Date and Time: Saturday, June 4, 2016, 1:00 p.m. – 4:30 p.m. CDT
Abstract Title: Photoacoustic detection of circulating tumor cells in blood samples of Stage III melanoma patients
Abstract Number: 9555
Location: Hall A
Poster Board: #160
Poster Session: Melanoma/Skin Cancers
Presenter: John Viator, Ph. D., Chief Scientific Officer, Acousys Biodevices, Professor and Director, Biomedical Engineering Program, Duquesne University in Pittsburgh, Pennsylvania

Circulating tumor cells are recognized as indicators of metastatic spread of cancer via the lymph and circulatory systems¹. Detection of metastases at a cellular level could potentially improve outcomes by supporting earlier treatment or more personalized patient care plans. Current imaging diagnostics require tumor formation of several millimeters before detection, which could equate to several months of undetectable growth.

The pilot proof-of-concept study tested blood samples, taken at the time of diagnosis, from 14 Stage III melanoma patients with surgically-resected high-risk disease who remained disease free or relapsed within two years of follow-up. The researchers used the Acousys photoacoustic flow cytometer to target pigmented circulating melanoma cells in which a laser pulse induced ultrasonic signatures in the melanoma cells, while not affecting the healthy cells. Only pigmented cells absorbed the laser light, resulting in photoacoustic waves detected by an acoustic transducer. The photoacoustic flow cytometer then counted and captured cells that generated photoacoustic waves. Results, which reached statistical significance (p-value = 0.1), accurately predicted the metastatic progression in the sample patients. Of the 8 patients who remained disease free, 2 had CMCs, 6 didn’t.

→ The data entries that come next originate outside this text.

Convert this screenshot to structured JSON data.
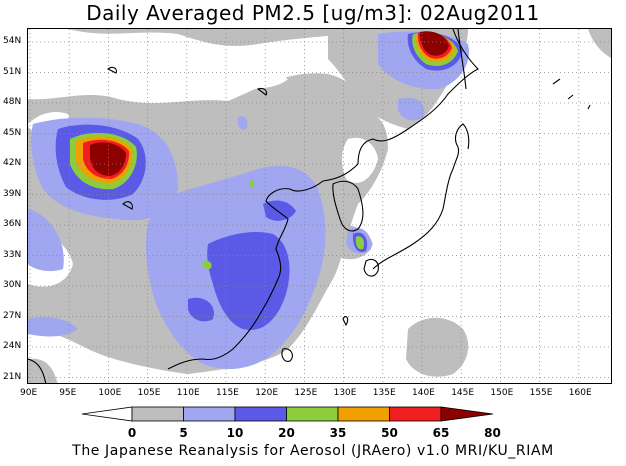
{
  "title": "Daily Averaged PM2.5 [ug/m3]: 02Aug2011",
  "credit": "The Japanese Reanalysis for Aerosol (JRAero) v1.0 MRI/KU_RIAM",
  "lat_labels": [
    "54N",
    "51N",
    "48N",
    "45N",
    "42N",
    "39N",
    "36N",
    "33N",
    "30N",
    "27N",
    "24N",
    "21N"
  ],
  "lon_labels": [
    "90E",
    "95E",
    "100E",
    "105E",
    "110E",
    "115E",
    "120E",
    "125E",
    "130E",
    "135E",
    "140E",
    "145E",
    "150E",
    "155E",
    "160E"
  ],
  "colorbar": {
    "levels": [
      "0",
      "5",
      "10",
      "20",
      "35",
      "50",
      "65",
      "80"
    ],
    "colors": [
      "#ffffff",
      "#bebebe",
      "#a0a6f0",
      "#5a5ae6",
      "#8ccd3c",
      "#f0a000",
      "#f01e1e",
      "#8c0000"
    ]
  }
}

Of those who became metastatic, 5 had CMCs, 1 didn’t.

“The data suggests we have a strong prognostic tool which warrants further testing for its ability to accurately detect early metastasis, capture intact CTCs and guide the management of advanced stage melanoma patients, as well as its potential use with other types of cancer where circulating tumor cells are known to be important predictors of metastatic disease, such as cancers of the pancreas, breast, and lung,” said abstract lead author and Chief Scientific Officer of Acousys Biodevices, John A. Viator, Ph.D. “With our photoacoustic technology, we aim to usher in a new era of therapy in which advanced cancer is fought cell by cell, rather than against large, macroscopic tumors as is current practice.”

“A predictive diagnostic able to qualify and capture circulating tumor cells would have field-shifting benefits and allow clinicians an opportunity to make earlier therapeutic adjustments in the setting of resistance or progression,” commented Mark S. Cohen, MD, FACS Associate Chair in Surgery for Innovation, Associate Professor of Surgery and Pharmacology, University of Michigan Health System.

A link to the abstract can be found here: http://abstract.asco.org/176/AbstView_176_169894.html

About Acousys Biodevices

Acousys Biodevices was formed in 2011, but its patents, technology, and intellectual property represent more than 50 years of experience and accomplishments by its co-founders. This life-long expertise – in the fields of biomedical optics and photoacoustic technology, immunology, biopharmaceutical discovery and development, biomedical and electrical engineering, physics and mathematics – have culminated in the first photoacoustic circulating tumor cell (CTC) detection technology to automate the capture and analysis of whole (not fragmented) CTCs. The company’s patented platform is validated in melanoma with ongoing research and development underway to expand the platform to non-melanoma cancer applications.

CAUTION: Acousys Biodevices’ photoacoustic flow cytometry technology is not FDA cleared for sale in the United States.

¹ S. Steen, J. Nemunaitis, T. Fisher, and J. Kuhn, “Circulating tumor cells in melanoma: a review of the literature and description of a novel technique,” Proceedings (Baylor University Medical Center) 21(2), pp. 127–132, 2008 PMC2277345.